All known compensation methods and their schematic solutions for Hall sensors are applicable to offset, i.e. to the parasitic differential voltage V _{4 5} (B = 0) occurring on the output contacts 4 and 5 in the absence of the magnetic field B 13. In addition, in the differential (classical) operating mode of the Hall 1 sensor, the individual ones, on the contacts 4 and 5 opposite by Hall sign, they are subtracted, which is essentially the summation of two identical Hall components. At the same time, two magnetoresistive voltages accompanying the same sign are completely neutralized. However, in this mode of operation, it is not possible to measure with a single Hall 1 sensor a possible gradient of the magnetic field B 13 in zone I _4J between contacts 4 and 5. The reason is that in general the running voltage is of orders of magnitude greater of the gradient value, which makes it practically impossible to measure it.
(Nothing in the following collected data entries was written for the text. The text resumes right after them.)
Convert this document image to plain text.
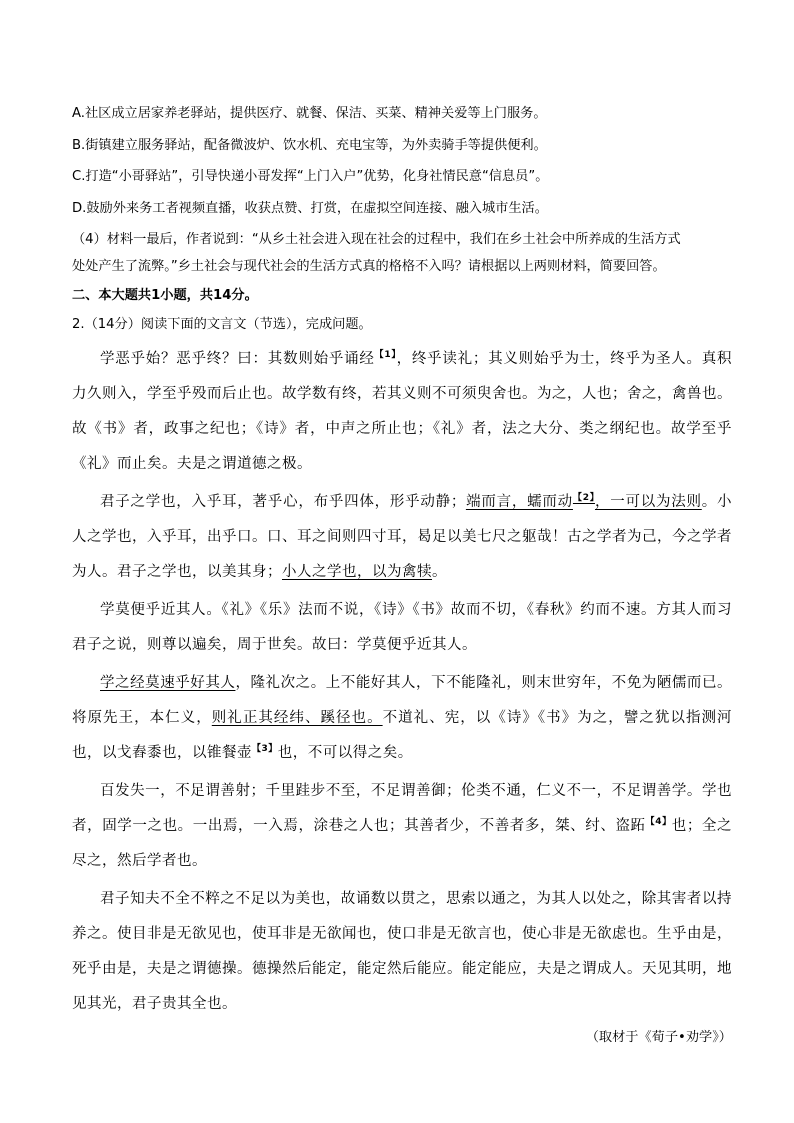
A.社区成立居家养老驿站，提供医疗、就餐、保洁、买菜、精神关爱等上门服务。
B.街镇建立服务驿站，配备微波炉、饮水机、充电宝等，为外卖骑手等提供便利。
C.打造“小哥驿站”，引导快递小哥发挥“上门入户”优势，化身社情民意“信息员”。
D.鼓励外来务工者视频直播，收获点赞、打赏，在虚拟空间连接、融入城市生活。

（4）材料一最后，作者说到：“从乡土社会进入现在社会的过程中，我们在乡土社会中所养成的生活方式

处处产生了流弊。”乡土社会与现代社会的生活方式真的格格不入吗？请根据以上两则材料，简要回答。

二、本大题共1小题，共14分。
2.（14分）阅读下面的文言文（节选），完成问题。

学恶乎始？恶乎终？曰：其数则始乎诵经$^{【1】}$，终乎读礼；其义则始乎为士，终乎为圣人。真积力久则入，学至乎殁而后止也。故学数有终，若其义则不可须臾舍也。为之，人也；舍之，禽兽也。故《书》者，政事之纪也；《诗》者，中声之所止也；《礼》者，法之大分、类之纲纪也。故学至乎《礼》而止矣。夫是之谓道德之极。

君子之学也，入乎耳，著乎心，布乎四体，形乎动静；端而言，蠕而动$^{【2】}$，一可以为法则。小人之学也，入乎耳，出乎口。口、耳之间则四寸耳，曷足以美七尺之躯哉！古之学者为己，今之学者为人。君子之学也，以美其身；小人之学也，以为禽犊。

学莫便乎近其人。《礼》《乐》法而不说，《诗》《书》故而不切，《春秋》约而不速。方其人而习君子之说，则尊以遍矣，周于世矣。故曰：学莫便乎近其人。

学之经莫速乎好其人，隆礼次之。上不能好其人，下不能隆礼，则末世穷年，不免为陋儒而已。将原先王，本仁义，则礼正其经纬、蹊径也。不道礼、宪，以《诗》《书》为之，譬之犹以指测河也，以戈舂黍也，以锥餐壶$^{【3】}$也，不可以得之矣。

百发失一，不足谓善射；千里跬步不至，不足谓善御；伦类不通，仁义不一，不足谓善学。学也者，固学一之也。一出焉，一入焉，涂巷之人也；其善者少，不善者多，桀、纣、盗跖$^{【4】}$也；全之尽之，然后学者也。

君子知夫不全不粹之不足以为美也，故诵数以贯之，思索以通之，为其人以处之，除其害者以持养之。使目非是无欲见也，使耳非是无欲闻也，使口非是无欲言也，使心非是无欲虑也。生乎由是，死乎由是，夫是之谓德操。德操然后能定，能定然后能应。能定能应，夫是之谓成人。天见其明，地见其光，君子贵其全也。

（取材于《荀子•劝学》）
A way out of this situation is an approach consisting in the algebraic summation of Hall stresses V ₄ (B) and - V (B). In the homogeneous magnetic field B 13 in this case the result is zero. However, in the non-homogeneous magnetic field, the algebraic sum of the two Hall signals will be proportional to the gradient between contacts 4 and 5. This method is of practical importance only if a way is found to compensate completely for the accompanying magnetoresistance3

66336 Bl voltage and neutralize the two starting voltages V ₄ (B = 0) and V ₅ (B = 0). The new technical solution proposed in the semiconductor magnetometer, which adequately implements this method, individually compensates for the quadratic magnetoresistive potential developing on the output contacts 4 and 5 of the Hall sensor 1. The midpoints of trimmers 10 and 11 and respectively the running contacts 4 and 5 perform as the starting value of the voltages V ₄ (B = 0) and V ₅ (B = 0) and the magnetoresistive signals on the contacts 4 and 5. Since the tabs 10 and 11 are connected to the power sockets 2 and 3 of sen In the absence of the magnetic field B 13, in the absence of the magnetic field B 13, in the absence of the magnetic field B 13, a magnetoresistive component equal to that on the corresponding Hall contact 4 or 5 can be generated. achieves resetting of the two outputs: the midpoint of the trimmers 10 and 11 and the contacts 4 and 5. In fact, two separate sensors with differential outputs are formed from the Hall 1 sensor, which allow complete offset compensation with the trimmers 10 and 11. The two thus formed the output is connected item to the inputs of the two measuring amplifiers 6 and 7 to the appropriate calibration. The output voltages of amplifiers 6 and 7 with the corresponding signs are summed by the adder 8, the output of which is the output 12 of the semiconductor magnetometer. If applied non-uniformly magnetic field B 13 perpendicular to the surface of the Hall 1 sensor, the output values of the amplifiers 6 and 7 will be different and their sum will be proportional to the field gradient B 13, i. Delta B / 1 ₄ 5 = (B, - B ₂ ) / 1 _{4 5} where B! and B ₂ are the values of the induction of B 13 at contacts 4 and 5.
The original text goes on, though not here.